Dropping tunes from our favourite hit programs – like ‘90210’, ‘The Babysitters Club’, ‘Friends’ and ‘The Fresh Prince of Bel-Air’ (just to name a few) – comedy duo Lauren Edwards and Jude Perl celebrated an iconic era of television history.
It’s crazy to think it’s been more than 20 years since the 90s were first upon us – where influential characters like Ross and Rachel, Elaine and Jerry and even Brenda and Dylan graced our TV screens.
Those were the days of VHS tapes, Cosmopolitan quizzes and writing letters to our heartthrobs in hopes they’ll respond. Many things may have changed, but the memories still remain.
Assisting us with this nostalgic nod, Lauren and Jude cleverly impersonated Fran and Yetta from the hit series ‘The Nanny’. With Yetta dressed in a florescent track suit and Miss Fine’s symbolic style and leopard print flair, the duo sassed their way through a 50-minute performance.
‘Yada, Yada, Yada’ takes its name from a ‘Seinfeld’ episode, where character George Costanza worries about his girlfriend using the phrase to hide things. Unlike that particular instance, Lauren and Jude left nothing off the table and happily glided through the age, reliving every possible '90s element.
Comparing life from then to now, the act followed the premise of the two stars filming a '90s television special – using the audience as viewers at home. During commercial breaks, the duo would break from character to bring all topics back to reality.
While humour missed the mark in some components, as it was very particular to the decade and guided by canned laughter, the show was packed with enough flashbacks that it sent you into a spiral of childhood memories.
Lauren and Jude are incredible actresses and brilliant musicians. With tangents of self-promotion and real honesty, their impromptu abilities allowed them to transition between scenes effortlessly. Not to mention, they have excellent chemistry and comic timing. The camaraderie between them was evident.

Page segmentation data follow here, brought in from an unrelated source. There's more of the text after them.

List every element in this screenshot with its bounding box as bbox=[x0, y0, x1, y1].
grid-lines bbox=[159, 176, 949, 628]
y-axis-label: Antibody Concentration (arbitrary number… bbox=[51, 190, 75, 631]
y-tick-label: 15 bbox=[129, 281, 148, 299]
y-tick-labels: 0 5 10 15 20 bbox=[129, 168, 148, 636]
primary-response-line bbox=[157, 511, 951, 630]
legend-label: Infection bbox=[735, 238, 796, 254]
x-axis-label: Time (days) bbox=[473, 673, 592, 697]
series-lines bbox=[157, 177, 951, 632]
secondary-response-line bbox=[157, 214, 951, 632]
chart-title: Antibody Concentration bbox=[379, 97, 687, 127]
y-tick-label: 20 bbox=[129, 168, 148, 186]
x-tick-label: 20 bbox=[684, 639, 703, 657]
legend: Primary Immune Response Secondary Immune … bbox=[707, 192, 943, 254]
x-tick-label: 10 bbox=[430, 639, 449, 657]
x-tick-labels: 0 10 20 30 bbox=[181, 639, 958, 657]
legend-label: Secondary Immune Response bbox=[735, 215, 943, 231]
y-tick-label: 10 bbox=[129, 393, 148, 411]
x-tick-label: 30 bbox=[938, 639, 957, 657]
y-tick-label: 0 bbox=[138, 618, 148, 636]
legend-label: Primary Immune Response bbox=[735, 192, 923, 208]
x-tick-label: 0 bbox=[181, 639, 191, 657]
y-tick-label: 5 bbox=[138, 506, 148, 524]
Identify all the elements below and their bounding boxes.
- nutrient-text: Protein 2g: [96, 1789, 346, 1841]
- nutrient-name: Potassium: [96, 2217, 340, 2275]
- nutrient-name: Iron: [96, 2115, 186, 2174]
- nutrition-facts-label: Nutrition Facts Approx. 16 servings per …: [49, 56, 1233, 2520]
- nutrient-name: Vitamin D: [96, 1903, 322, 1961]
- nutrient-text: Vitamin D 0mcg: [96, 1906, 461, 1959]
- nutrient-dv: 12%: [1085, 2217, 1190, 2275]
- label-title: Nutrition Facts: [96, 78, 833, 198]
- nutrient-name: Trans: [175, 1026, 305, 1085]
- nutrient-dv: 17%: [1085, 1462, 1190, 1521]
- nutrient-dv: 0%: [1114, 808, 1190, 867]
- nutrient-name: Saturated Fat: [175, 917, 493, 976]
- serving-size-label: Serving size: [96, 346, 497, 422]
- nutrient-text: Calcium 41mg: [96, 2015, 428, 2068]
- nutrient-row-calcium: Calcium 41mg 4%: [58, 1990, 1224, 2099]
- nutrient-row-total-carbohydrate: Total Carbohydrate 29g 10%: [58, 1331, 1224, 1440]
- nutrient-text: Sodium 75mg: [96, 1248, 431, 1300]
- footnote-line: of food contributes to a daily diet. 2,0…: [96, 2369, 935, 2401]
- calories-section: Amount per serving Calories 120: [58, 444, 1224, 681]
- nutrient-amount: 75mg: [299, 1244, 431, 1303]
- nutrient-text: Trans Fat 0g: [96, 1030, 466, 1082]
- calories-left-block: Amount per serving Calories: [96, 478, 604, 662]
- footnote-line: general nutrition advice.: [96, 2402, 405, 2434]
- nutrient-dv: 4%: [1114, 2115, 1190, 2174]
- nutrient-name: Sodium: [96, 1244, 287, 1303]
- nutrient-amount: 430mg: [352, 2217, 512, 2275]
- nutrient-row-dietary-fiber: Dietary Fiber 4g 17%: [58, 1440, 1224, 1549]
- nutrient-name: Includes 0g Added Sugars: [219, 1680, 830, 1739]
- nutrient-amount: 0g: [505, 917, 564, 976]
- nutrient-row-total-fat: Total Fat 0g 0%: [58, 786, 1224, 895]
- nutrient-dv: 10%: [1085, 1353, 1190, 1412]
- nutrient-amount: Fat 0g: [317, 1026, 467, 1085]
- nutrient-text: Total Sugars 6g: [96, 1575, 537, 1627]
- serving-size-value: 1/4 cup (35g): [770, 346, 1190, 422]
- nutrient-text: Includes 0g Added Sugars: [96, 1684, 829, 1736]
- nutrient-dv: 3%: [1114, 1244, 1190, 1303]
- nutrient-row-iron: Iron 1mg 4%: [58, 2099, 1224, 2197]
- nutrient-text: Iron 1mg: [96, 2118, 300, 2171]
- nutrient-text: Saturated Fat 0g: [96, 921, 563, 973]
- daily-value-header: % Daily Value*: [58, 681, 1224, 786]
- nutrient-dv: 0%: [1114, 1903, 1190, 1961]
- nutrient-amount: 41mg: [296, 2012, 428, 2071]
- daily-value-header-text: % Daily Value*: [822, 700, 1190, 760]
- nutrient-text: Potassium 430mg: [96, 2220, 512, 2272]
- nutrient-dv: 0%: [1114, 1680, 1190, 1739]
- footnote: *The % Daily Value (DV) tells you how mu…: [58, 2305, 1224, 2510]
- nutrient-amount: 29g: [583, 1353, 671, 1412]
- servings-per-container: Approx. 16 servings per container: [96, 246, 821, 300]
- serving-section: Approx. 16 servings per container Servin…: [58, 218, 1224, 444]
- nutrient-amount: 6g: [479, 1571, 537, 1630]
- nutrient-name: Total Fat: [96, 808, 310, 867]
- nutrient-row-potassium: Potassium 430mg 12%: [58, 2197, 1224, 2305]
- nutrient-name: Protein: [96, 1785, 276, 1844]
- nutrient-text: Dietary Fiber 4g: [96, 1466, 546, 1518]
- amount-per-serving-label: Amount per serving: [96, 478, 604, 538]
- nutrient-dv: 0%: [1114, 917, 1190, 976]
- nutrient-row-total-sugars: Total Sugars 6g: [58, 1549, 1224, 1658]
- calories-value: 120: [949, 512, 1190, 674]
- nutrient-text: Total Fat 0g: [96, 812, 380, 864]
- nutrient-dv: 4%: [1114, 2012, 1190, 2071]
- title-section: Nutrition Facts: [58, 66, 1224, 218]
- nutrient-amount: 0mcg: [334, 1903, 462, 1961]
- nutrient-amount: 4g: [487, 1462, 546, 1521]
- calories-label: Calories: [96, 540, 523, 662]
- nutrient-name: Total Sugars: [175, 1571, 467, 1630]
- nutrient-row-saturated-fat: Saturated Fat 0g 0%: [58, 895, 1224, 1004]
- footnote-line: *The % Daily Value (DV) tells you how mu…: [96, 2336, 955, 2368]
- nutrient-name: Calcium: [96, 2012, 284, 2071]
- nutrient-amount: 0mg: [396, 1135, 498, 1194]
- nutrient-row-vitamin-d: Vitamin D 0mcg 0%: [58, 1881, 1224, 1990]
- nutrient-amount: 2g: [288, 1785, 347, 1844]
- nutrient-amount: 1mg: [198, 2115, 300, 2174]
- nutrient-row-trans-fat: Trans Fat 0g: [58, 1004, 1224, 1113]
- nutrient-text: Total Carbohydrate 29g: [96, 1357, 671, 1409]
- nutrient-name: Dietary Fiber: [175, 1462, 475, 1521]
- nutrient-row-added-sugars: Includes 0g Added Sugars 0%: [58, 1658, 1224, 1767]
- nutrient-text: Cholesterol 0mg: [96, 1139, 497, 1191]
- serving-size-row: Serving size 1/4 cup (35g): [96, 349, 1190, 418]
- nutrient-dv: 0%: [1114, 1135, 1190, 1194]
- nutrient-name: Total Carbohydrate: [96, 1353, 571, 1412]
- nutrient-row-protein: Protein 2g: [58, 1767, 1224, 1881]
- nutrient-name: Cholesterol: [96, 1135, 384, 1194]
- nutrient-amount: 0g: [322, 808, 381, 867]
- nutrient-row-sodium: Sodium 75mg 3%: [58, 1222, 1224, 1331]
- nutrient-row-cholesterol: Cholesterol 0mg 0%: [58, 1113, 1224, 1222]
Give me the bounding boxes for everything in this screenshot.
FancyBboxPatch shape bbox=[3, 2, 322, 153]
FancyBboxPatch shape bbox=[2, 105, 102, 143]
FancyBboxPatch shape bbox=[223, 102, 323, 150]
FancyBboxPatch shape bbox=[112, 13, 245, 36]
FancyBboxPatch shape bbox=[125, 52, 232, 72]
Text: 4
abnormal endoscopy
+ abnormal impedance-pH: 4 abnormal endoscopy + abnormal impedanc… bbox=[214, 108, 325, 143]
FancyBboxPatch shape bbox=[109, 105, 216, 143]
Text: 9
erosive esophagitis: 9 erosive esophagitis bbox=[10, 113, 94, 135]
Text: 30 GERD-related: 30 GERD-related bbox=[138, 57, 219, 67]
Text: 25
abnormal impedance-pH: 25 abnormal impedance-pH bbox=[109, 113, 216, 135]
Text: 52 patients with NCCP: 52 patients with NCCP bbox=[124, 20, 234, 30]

The girls had a hard task ahead of them when impersonating two iconic superstars, but they handled their roles well. They showed skill and dedication in their ability to switch quickly between real life and fantasy characters. ‘Yada, Yada, Yada’ was a polished and well-rehearsed presentation.
Although the show was filled with great performances, it did feel misplaced within the context of the Brisbane Comedy Festival. Yes, there were some laughs, but the show was a cabaret, styled with original scores and beautiful ballads.
Despite this, the audience still delighted in experiencing two very talented performers. The '90s would be proud.